La terrible situation des migrants de Grande-Synthe : pourquoi rien ne bouge ? (interview)

Alors que notre monde connaît actuellement l’une de ses plus grandes crises migratoires, que l’Europe peine à se mettre d’accord, nous nous intéresserons le temps de cet article au cas de Grande-Synthe. Cette ville, à quelques kilomètres de Dunkerque, dans le Nord de la France connaît depuis maintenant presque 4 ans, le passage de migrants.

Ce sont plus de 500 migrants, pour la plupart kurdes, qui fuient l’instabilité et la persécution en Irak. Ils veulent tous rejoindre l’Angleterre qu’ils considèrent comme leur El Dorado. Grande-Synthe est donc devenue la principale zone de transit vers l’Angleterre.

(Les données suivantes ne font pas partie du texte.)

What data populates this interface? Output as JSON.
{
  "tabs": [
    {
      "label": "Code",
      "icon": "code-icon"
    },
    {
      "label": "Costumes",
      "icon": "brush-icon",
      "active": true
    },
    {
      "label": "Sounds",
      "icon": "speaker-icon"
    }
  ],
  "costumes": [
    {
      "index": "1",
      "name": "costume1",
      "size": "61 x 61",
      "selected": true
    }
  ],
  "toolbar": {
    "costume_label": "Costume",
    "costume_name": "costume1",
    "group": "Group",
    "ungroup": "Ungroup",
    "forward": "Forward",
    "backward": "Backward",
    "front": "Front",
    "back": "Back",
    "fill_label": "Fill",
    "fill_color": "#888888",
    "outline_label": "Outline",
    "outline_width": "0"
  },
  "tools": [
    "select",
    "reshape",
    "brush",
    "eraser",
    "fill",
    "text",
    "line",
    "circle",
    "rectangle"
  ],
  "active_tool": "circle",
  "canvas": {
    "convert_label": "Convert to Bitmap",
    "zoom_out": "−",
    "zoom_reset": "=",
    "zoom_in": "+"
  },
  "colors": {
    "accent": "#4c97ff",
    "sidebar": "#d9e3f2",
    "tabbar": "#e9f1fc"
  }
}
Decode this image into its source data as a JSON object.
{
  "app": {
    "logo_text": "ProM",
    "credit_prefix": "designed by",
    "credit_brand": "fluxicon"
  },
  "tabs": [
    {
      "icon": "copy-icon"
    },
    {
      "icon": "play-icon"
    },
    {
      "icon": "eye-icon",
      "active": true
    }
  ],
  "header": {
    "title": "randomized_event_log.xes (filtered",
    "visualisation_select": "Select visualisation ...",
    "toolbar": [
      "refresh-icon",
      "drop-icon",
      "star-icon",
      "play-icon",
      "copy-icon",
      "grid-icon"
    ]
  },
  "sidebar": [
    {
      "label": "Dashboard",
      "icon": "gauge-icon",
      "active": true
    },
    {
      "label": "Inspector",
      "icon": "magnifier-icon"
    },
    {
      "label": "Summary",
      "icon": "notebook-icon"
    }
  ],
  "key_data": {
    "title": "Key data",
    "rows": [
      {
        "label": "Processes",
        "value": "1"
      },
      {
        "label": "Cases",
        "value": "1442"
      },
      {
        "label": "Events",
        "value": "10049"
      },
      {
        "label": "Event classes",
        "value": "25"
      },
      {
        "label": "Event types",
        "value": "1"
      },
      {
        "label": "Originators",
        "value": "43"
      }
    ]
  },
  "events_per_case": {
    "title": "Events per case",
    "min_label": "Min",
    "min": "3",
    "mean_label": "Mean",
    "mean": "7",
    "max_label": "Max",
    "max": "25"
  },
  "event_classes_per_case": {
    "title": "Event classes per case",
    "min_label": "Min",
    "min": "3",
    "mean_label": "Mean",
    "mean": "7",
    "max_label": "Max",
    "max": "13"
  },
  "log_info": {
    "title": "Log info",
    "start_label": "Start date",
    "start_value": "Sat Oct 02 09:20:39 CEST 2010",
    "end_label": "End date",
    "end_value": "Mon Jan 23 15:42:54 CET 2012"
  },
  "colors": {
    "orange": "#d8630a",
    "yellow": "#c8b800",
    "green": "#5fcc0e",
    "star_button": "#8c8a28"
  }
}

C’est dans la forêt du Puythouck, où l’inconfort total et l’insalubrité règnent, que ces personnes tentent de vivre ou plutôt de survivre.

Si nous ne pouvons pas résoudre cette crise en un claquement de doigts, nous pouvons néanmoins nous demander pourquoi à l’échelle de Grande-Synthe, rien ne semble avoir changer et ce depuis 4 ans.

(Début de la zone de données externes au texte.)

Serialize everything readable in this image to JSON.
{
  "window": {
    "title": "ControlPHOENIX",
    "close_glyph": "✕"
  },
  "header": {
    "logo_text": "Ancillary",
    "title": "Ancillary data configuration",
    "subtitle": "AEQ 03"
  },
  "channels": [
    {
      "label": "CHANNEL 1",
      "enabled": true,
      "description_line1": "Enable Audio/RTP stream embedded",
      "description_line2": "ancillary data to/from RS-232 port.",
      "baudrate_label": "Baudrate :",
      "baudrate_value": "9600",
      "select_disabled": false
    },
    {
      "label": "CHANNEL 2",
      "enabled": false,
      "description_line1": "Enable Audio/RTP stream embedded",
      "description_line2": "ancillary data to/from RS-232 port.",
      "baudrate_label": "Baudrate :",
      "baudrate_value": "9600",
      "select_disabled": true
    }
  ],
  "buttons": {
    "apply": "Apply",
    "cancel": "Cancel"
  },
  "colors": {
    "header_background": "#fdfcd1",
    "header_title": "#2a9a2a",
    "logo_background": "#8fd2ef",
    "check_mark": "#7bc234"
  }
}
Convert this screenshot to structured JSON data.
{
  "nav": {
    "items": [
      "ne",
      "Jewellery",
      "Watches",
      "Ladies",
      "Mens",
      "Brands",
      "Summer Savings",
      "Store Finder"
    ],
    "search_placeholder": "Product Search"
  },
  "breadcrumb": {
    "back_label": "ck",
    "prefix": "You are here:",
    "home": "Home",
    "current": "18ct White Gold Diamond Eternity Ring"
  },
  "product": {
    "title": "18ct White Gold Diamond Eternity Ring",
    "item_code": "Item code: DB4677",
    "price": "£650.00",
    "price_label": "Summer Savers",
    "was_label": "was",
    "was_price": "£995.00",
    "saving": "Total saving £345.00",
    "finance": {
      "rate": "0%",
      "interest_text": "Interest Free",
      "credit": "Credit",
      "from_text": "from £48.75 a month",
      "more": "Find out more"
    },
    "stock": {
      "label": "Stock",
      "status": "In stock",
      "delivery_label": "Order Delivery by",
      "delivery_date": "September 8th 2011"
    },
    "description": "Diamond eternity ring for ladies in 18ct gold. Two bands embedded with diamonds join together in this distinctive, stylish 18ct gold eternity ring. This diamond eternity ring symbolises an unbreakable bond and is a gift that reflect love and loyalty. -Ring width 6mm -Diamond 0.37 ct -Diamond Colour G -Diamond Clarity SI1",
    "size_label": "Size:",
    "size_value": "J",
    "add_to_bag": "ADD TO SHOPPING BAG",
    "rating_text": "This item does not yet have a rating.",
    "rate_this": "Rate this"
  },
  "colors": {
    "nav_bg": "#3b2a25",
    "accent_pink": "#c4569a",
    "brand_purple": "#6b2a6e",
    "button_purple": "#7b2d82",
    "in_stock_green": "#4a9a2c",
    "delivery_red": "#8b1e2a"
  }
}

Pourquoi avons-nous l’impression que rien ne bouge ?

Pour répondre à cette interrogation, nous avons décidé de partir à la rencontre d’une association qui aide ces migrants. Nous avons donc pu nous entretenir avec Adiba Driouech, membre active de l’association ALEDS et qui a accepté de nous recevoir.

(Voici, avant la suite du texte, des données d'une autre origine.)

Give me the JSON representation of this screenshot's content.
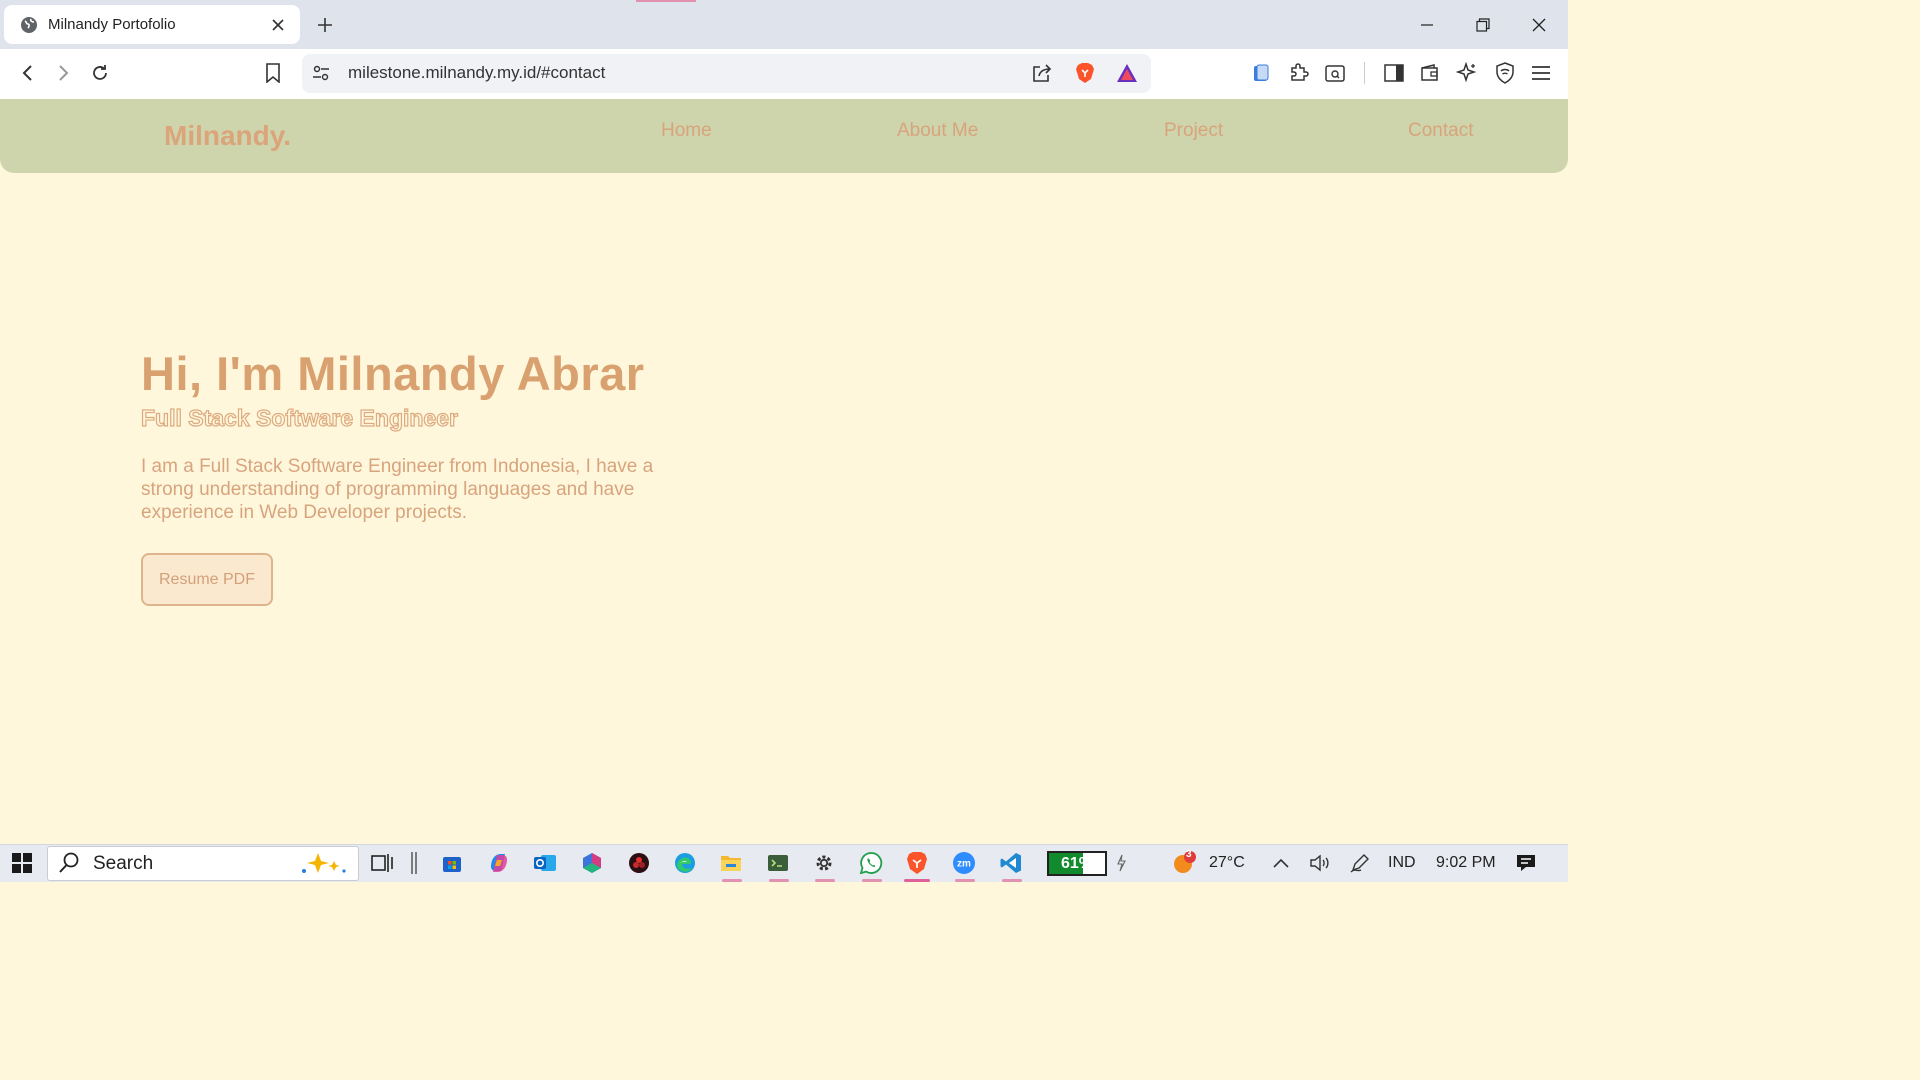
{
  "browser": {
    "tab_title": "Milnandy Portofolio",
    "url": "milestone.milnandy.my.id/#contact"
  },
  "page": {
    "brand": "Milnandy.",
    "nav": [
      "Home",
      "About Me",
      "Project",
      "Contact"
    ],
    "hero_title": "Hi, I'm Milnandy Abrar",
    "hero_subtitle": "Full Stack Software Engineer",
    "hero_description": "I am a Full Stack Software Engineer from Indonesia, I have a strong understanding of programming languages and have experience in Web Developer projects.",
    "resume_button": "Resume PDF"
  },
  "taskbar": {
    "search_label": "Search",
    "battery": "61%",
    "battery_level": 0.61,
    "weather_badge": "3",
    "temperature": "27°C",
    "language": "IND",
    "time": "9:02 PM"
  },
  "colors": {
    "page_bg": "#fff7dc",
    "nav_bg": "#ced4ab",
    "accent": "#d8a47d"
  }
}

  • Qui êtes-vous ? Comment avez-vous rejoint le milieu associatif ?

Je m’appelle Adiba, j’ai 45 ans et 4 enfants. J’ai repris mes études sur le tard puisque je suis infirmière depuis 2 ans. J’ai 20 ans de milieu associatif, j’ai fait un peu de tout, du social et de l’humanitaire.image4.jpg

J’ai connu mon association grâce à un membre de ma famille. Il m’avait proposé de le rejoindre car j’étais étudiante infirmière. A ce moment-là, la crise migratoire était assez importante avec le début de la guerre en Syrie et l’installation de la jungle à Calais. Les migrants, je ne les connaissais que par la télé.

  • Pourquoi avoir fait cela ?

J’ai commencé l’humanitaire à 18 ans à peine avec la Croix rouge ou l’on faisait des repas pour les sans-abris. 

Il faut avoir en soi un côté empathique, humanitaire. C’est aussi l’urgence de la situation et les demandes. J’ai rencontré beaucoup de médecins sur le camp, je me suis vite intégrée à l’équipe et le besoin d’aide dans tous les domaines se fait très vite ressentir.

  • Par rapport à vos expériences, que pouvez-vous nous dire sur la différence de traitement entre la crise des migrants et les autres causes auxquelles vous avez pu contribuer ?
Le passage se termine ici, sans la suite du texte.